Bupati Banyumas Sadewo Tri Lastiono dan Direktur PT Sinar Tambang Arthalestari saat penandatanganan MoU jual beli RDF di Ruang Joko Kaiman
DIALOG: Pertemuan antara Pemkab Banyumas dengan PT Sinar Tambang Arthalestari selaku produsen Semen Bima terkait kerja sama jual beli RDF di Ruang Joko Kaiman, belum lama ini. (DOK. PRIBADI/JOGLO JATENG)

BANYUMAS, Joglo Jateng – Pemerintah Kabupaten (Pemkab) Banyumas memasang target ambisius untuk mencapai status zero sampah (bebas sampah) sebelum tahun 2029. Optimisme ini diperkuat dengan terjalinnya kerja sama strategis antara Pemkab Banyumas dengan PT Sinar Tambang Arthalestari (produsen Semen Bima).

Kesepakatan tersebut ditandai dengan penandatanganan nota kesepahaman (MoU) terkait jual beli Refuse Derived Fuel (RDF) atau bahan bakar dari olahan sampah di Ruang Joko Kaiman, baru-baru ini.

Dukung Ekonomi Sirkuler dan Tekan Emisi

Direktur Umum PT Sinar Tambang Arthalestari, Cahyadi Wijaya menyambut baik kolaborasi ini. Menurutnya, kerja sama yang berlaku selama lima tahun ini merupakan langkah besar dalam pengelolaan sampah berkelanjutan sekaligus penerapan ekonomi sirkuler (circular economy) di Banyumas.

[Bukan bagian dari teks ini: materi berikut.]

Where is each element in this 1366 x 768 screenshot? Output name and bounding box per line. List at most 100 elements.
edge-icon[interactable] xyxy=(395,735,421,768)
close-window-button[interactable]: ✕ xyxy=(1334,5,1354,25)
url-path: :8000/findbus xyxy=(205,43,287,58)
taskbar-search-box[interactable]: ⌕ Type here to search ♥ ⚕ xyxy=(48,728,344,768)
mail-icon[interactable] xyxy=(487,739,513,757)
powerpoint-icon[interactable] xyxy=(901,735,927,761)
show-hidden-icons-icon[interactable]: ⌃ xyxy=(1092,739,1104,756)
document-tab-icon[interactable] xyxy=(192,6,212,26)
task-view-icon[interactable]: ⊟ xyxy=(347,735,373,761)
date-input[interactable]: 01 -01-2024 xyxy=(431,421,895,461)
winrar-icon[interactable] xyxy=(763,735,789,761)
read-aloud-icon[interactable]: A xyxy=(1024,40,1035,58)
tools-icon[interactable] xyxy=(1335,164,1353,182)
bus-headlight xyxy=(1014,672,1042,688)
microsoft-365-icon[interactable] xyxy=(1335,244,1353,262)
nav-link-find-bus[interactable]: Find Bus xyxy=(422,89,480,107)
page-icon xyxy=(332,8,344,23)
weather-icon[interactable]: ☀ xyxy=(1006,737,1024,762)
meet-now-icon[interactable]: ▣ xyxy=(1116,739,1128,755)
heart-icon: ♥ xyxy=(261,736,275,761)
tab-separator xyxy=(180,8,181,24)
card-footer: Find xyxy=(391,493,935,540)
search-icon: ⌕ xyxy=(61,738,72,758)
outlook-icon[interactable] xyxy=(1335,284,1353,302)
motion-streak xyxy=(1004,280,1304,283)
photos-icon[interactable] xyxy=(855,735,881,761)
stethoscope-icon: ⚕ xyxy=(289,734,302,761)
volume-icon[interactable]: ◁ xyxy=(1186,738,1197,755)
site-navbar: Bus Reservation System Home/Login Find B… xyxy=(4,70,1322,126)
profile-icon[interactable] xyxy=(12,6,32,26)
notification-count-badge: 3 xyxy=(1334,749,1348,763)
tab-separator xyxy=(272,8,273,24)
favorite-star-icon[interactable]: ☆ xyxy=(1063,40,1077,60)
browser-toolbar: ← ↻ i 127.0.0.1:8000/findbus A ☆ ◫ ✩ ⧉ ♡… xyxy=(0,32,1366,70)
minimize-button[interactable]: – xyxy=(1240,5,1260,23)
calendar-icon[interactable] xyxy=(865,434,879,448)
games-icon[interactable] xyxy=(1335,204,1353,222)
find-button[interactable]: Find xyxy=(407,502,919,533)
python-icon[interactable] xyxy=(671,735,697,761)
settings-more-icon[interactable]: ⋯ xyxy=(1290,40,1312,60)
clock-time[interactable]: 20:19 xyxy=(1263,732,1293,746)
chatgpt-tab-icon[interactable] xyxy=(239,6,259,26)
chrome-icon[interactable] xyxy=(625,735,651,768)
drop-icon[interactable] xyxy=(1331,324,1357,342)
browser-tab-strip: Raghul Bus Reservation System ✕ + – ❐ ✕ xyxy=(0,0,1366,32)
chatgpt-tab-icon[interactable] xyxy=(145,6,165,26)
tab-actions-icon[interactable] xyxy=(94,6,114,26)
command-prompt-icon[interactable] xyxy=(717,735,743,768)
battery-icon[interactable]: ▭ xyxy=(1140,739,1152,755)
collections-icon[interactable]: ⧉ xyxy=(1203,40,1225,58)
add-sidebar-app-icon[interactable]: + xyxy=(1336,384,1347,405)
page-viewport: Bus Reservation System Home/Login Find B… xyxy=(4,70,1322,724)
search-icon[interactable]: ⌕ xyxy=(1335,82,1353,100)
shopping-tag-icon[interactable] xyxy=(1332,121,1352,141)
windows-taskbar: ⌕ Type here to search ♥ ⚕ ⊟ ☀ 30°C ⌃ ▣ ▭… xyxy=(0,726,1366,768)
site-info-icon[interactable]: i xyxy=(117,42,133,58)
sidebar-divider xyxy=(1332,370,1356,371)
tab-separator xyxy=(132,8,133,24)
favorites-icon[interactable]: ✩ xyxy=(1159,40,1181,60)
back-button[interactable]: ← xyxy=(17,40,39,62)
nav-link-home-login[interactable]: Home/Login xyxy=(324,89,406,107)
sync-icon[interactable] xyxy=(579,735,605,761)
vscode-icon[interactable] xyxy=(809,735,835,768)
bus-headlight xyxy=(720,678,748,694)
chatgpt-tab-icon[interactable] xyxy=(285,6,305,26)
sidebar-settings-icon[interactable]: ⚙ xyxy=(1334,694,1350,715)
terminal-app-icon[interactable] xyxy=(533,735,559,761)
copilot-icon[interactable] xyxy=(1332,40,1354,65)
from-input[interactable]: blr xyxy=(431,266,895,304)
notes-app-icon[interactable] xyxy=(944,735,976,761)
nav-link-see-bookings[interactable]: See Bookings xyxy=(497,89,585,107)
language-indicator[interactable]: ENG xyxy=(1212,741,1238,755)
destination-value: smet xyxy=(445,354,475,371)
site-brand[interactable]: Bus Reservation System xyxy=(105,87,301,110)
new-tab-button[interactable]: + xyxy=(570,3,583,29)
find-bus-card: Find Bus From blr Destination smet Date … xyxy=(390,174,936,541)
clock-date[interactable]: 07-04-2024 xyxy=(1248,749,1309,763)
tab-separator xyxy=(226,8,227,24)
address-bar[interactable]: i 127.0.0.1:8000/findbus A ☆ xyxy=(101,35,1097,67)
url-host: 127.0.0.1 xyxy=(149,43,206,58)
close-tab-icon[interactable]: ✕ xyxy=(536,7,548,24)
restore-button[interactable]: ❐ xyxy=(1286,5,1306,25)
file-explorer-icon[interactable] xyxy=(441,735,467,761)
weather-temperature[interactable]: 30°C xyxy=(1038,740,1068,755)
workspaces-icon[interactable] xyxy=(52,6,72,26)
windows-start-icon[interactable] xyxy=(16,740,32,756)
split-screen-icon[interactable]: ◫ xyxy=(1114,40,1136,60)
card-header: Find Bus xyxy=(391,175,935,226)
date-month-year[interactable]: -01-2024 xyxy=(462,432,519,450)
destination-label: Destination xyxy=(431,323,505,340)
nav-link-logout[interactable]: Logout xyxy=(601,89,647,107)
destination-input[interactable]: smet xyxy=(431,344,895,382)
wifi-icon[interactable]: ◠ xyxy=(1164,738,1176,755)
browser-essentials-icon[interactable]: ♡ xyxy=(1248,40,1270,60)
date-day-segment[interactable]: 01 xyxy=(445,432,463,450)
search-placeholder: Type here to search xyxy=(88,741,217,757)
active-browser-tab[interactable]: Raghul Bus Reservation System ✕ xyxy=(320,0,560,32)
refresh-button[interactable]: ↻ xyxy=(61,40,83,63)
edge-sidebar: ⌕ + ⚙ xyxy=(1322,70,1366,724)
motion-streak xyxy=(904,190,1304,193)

“Sinergi ini diharapkan tidak hanya membantu penanganan sampah, tetapi juga mendukung penerapan basic circular economy. Selain itu, kami ingin berkontribusi dalam penurunan emisi karbon melalui produksi semen yang lebih ramah lingkungan dengan bahan bakar alternatif,” ujar Cahyadi.

Prioritaskan Pasokan dari Banyumas

Sementara itu, Bupati Banyumas, Sadewo Tri Lastiono, menegaskan bahwa sampah adalah isu global yang memiliki potensi ekonomi tinggi jika dikelola dengan benar.

“Sampah itu bisa jadi emas, dan ini bisa dibuktikan. Kita di Banyumas sudah menuju ke sana,” tegas Bupati.

Sadewo mengungkapkan, Semen Bima memiliki kebutuhan bahan bakar RDF mencapai 300 ton per hari. Meskipun saat ini pasokan dari Banyumas baru sekitar 70 ton, Bupati meminta agar produk lokal diprioritaskan.

“Saya meminta dengan tegas, utamakan Banyumas sebagai pemasok RDF. Kita punya bahan yang cukup, 70 ton dari Banyumas harus terserap dulu oleh Semen Bima,” pintanya.

Capaian Pengelolaan Sampah

Bupati memaparkan kondisi terkini manajemen sampah di wilayahnya. Saat ini, hanya tersisa sekitar 23 persen sampah yang belum tertangani. Selebihnya, sebanyak 77 persen sampah sudah terkelola dengan baik melalui berbagai metode.

“Ada yang menjadi kompos, pakan maggot, hingga plastik terpilah yang dijual langsung. Prosesnya sudah berjalan baik,” ungkapnya.

Proses penyortiran dilakukan dengan ketat sebelum sampah diolah menjadi RDF. Plastik yang tidak bisa masuk kualifikasi RDF dipisahkan untuk didaur ulang menjadi biji plastik kualitas dua (KW2).

“Kesepakatan ini harus segera diwujudkan dengan aksi nyata, tidak hanya sebatas penandatanganan di atas kertas,” pungkas Sadewo. (abd/adf)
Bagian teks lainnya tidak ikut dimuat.